Saturday, October 17, 2009

Accepting doubt...

Tonight I saw the antithesis of Magnolia in a movie named, Doubt. This movie, like Magnolia, did not lay out the typical beginning, middle, and end plot line that we have grown so accustomed to. But, unlike Magnolia, it clearly led the viewer on a journey, though without spoon feeding it to us like we are idiots. It bore thought. It was another tic on the why I love Philip Seymour Hoffman chart.

The film served as a pure definition for the title. It depicted what is perhaps one of our worst flaws and sins as humans, but what also may be our greatest asset. We know nothing. The human mind is engineered to doubt, to question, to wonder. Because of this and the fact that we are not God, no one of us has each and every answer to the questions of the universe, and the ideas we do have hold no certainty. No one knows. So why people argue points as steadfastly as they had created them themselves I will never understand. Feeling guilty for questioning religion or the Bible or other people is futile. We are wired not just to ask why, but when? How? What? Where? Who? For real?

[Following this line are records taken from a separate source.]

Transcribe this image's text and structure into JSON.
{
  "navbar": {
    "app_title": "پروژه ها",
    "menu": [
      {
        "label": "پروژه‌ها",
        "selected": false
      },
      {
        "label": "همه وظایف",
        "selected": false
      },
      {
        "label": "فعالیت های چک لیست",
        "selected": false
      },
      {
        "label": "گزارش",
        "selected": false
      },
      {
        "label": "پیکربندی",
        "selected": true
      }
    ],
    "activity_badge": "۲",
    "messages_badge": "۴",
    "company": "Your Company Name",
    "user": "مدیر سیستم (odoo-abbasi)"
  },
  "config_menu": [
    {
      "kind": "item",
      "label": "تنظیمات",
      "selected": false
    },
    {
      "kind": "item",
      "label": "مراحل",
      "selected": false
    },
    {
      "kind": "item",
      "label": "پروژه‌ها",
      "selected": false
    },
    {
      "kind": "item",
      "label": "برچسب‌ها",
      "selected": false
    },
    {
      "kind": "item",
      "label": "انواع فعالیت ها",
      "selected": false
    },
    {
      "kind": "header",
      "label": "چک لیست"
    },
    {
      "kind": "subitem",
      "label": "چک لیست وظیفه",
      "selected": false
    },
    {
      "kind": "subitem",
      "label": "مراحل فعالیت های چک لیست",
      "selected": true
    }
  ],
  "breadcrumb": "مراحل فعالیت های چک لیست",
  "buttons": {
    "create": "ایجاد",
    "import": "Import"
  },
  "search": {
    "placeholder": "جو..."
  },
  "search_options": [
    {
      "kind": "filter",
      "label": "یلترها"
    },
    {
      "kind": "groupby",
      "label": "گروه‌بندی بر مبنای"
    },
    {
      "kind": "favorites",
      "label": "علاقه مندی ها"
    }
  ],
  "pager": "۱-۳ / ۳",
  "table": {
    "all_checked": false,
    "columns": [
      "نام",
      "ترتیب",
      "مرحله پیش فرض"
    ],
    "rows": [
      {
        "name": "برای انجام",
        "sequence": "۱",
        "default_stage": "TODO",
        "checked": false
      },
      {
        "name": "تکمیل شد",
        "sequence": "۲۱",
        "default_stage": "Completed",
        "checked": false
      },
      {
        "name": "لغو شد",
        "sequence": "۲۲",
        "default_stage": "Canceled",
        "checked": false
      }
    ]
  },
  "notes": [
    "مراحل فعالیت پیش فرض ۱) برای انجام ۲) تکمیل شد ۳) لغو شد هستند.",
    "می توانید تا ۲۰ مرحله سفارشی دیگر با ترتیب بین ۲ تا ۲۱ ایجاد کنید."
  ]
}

And, we will keep asking because none of us will ever bear all the insight. This is where doubt as our greatest asset arises. We need each other. Each of us has our own piece of the puzzle that I so like to refer to. Without each other, we have no hope of even coming close to putting it all together. So instead of fighting against each other and each other's beliefs as though we know we are right, we will not move forward as a people until we come together and share our insights, each taking the other in as surely as if it were his own.

There was a quote in my reading today, uttered by Bertice Berry's graduate school advisor, Dr. Elizabeth Mullins,

Discipline your mind to yearn for the whole picture, and you will always be successful.

Of course, in this case, she was referring to statistical research, but I, as well as Berry, feel it has a higher application. The whole picture cannot be seen without the participation of all. In Berry's case, she lived most of her young life under the assumption that all whites in her great-grandparents era were slave-holding evil villains. Until the day she heard the name of the man who owned the farm her great-grandfather had worked on spoken on a tv special about the abolitionist movement. It was then that the whole picture came into view. Her great-grandfather had not been a slave, as she had assumed. He and his boss had worked with the Underground Railroad, helping carry several slaves to freedom. White men weren't all the enemy, after all. And neither are all Catholics, all Canadians, all Republicans, all lawyers, etc., etc. We each carry a piece of the puzzle. So we each deserve a chance to be heard.


There is something different about the sunlight in autumn. Maybe it's a difference in the air. All I know is that it makes even my ratty old couch look beautiful.